Regarding alignment, the HKA angle following PA-BCR TKAs was 177.9°, that is, 2.1° in varus, and was equivalent to the angle following UKAs (177.8°, 2.2° in varus). UKAs were reported to restore the constitutional knee anatomy-like kinematic alignment by the ligament- and bone-sparing methods of UKAs [31]. Therefore, our PA-BCR TKA technique might reproduce constitutional-like limb alignment. With regard to MTPA, Matsumoto et al. investigated the alignment of normal and 454 OA-affected knees of Japanese patients and found that the average tibial plateau inclination was approximately 4° varus in the normal group and those in the early-stage OA group [32]. In the present study, the MTPA after PA-BCR TKA was 85.4° (4.6° in varus). Therefore, the PA-BCR TKA technique might reproduce the constitutional tibial inclination of Japanese patients. About LDFA, most of the reports showed that the average LDFA of Japanese patients were 87 to 88 degrees and almost the same as the current study [33, 34]. There have not been previous reports which showed the normal LDFA of young Japanese people. However Nomoto et al. showed that the LDFA did not differ before and after OA progression even though MPTA decreased significantly from their cohort study [34]. Therefore the LDFA in the current study might also reproduce the constitutional femoral inclination.

These excellent clinical results of PA-BCR TKA in the present study were also thought to be caused by the use of anatomically designed BCR prosthesis. Several studies have demonstrated that knee kinematics after BCR TKAs using non-anatomically designed prosthesis were not the same as normal knees and that ACL forces were higher than that of normal knees [35, 36]. These abnormal kinematics and ligament forces may have contributed to the poor outcomes of BCR TKAs. On the contrary, BCR prosthesis of native knee geometry together with ACL preservation has been reported to provide more normal-like kinematics than contemporary ACL-preserving and ACL-sacrificing prosthesis [37, 38]. The Journey II XR prosthesis system has an anatomical design featuring a tibial baseplate with an asymmetric notch that is positioned more anteriorly on its medial side to accept the ACL footprint and provides greater coverage while not limiting the capacity for rotation. The tibial component also features a non-symmetrical tibial tray with two independently designed medial and lateral inserts. In addition, the femoral component has a kinematic design that can be matched with various tibial baseplate sizes [39].

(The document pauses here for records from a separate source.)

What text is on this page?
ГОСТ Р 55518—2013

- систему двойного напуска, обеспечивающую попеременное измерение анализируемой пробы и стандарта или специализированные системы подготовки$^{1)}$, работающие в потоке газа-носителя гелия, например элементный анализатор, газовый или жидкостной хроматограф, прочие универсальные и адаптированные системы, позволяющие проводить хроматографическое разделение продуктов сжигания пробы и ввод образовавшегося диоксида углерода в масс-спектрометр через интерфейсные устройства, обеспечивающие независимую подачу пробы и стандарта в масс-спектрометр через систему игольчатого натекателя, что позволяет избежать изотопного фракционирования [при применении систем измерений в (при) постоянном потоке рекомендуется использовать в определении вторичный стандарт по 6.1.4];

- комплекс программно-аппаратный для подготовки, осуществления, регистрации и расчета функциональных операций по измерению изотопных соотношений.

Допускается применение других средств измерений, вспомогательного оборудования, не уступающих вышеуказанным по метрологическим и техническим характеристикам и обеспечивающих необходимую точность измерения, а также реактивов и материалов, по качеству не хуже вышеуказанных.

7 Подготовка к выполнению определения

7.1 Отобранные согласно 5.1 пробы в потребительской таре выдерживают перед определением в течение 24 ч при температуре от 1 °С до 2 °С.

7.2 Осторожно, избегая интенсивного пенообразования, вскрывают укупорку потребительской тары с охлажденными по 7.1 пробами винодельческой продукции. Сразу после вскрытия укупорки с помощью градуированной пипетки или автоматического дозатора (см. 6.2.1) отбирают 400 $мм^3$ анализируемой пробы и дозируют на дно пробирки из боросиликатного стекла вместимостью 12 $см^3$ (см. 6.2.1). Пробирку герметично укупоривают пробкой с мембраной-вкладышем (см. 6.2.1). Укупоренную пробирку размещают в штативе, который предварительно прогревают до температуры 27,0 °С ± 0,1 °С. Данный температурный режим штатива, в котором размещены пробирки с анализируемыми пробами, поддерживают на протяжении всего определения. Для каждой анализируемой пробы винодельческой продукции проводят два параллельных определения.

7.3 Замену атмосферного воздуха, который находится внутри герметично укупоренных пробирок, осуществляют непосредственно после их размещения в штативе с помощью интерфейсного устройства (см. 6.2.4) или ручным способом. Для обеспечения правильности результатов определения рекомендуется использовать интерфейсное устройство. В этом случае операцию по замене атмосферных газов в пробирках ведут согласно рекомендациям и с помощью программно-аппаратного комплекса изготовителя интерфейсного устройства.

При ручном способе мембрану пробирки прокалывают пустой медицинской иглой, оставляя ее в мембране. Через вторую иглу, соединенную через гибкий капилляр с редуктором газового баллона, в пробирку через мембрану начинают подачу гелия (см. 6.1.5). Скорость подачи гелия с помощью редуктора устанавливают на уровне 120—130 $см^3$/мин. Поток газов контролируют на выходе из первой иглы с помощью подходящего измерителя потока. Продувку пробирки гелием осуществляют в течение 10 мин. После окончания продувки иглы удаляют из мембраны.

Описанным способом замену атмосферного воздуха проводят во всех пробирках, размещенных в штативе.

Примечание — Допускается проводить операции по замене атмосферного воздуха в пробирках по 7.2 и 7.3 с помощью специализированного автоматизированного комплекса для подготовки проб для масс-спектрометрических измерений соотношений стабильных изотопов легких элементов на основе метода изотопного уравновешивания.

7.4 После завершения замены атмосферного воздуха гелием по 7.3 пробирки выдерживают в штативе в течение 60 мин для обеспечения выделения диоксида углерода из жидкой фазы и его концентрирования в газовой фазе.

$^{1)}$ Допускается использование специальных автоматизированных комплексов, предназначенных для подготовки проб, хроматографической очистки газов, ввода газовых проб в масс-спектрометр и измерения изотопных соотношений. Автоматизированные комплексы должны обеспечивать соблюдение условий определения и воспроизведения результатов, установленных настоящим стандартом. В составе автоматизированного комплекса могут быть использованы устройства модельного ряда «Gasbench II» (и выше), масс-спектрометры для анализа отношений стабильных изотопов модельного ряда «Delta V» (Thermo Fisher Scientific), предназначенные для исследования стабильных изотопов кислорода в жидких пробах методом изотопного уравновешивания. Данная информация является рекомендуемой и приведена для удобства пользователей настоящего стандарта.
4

This study has several limitations. First, this was a retrospective study, not a prospective randomized controlled trial. Second, the follow-up period was relatively short. Further long-term investigations should be performed. Third, preoperative demographics were significantly different between BCR knees and UKA knees. Finally, a relatively small number of patients was evaluated.

Conclusions

The coronal alignment values of PA-BCR TKA were as follows: HKA angle, 177.9° ± 2.3°; MTPA, 85.4° ± 1.9°; and LDFA, 87.5° ± 1.9°. PA-BCR TKA achieved not only medial stability but also moderate lateral joint laxity. The short-term clinical outcomes of PA-BCR TKA were comparable or a slightly superior to those of UKA.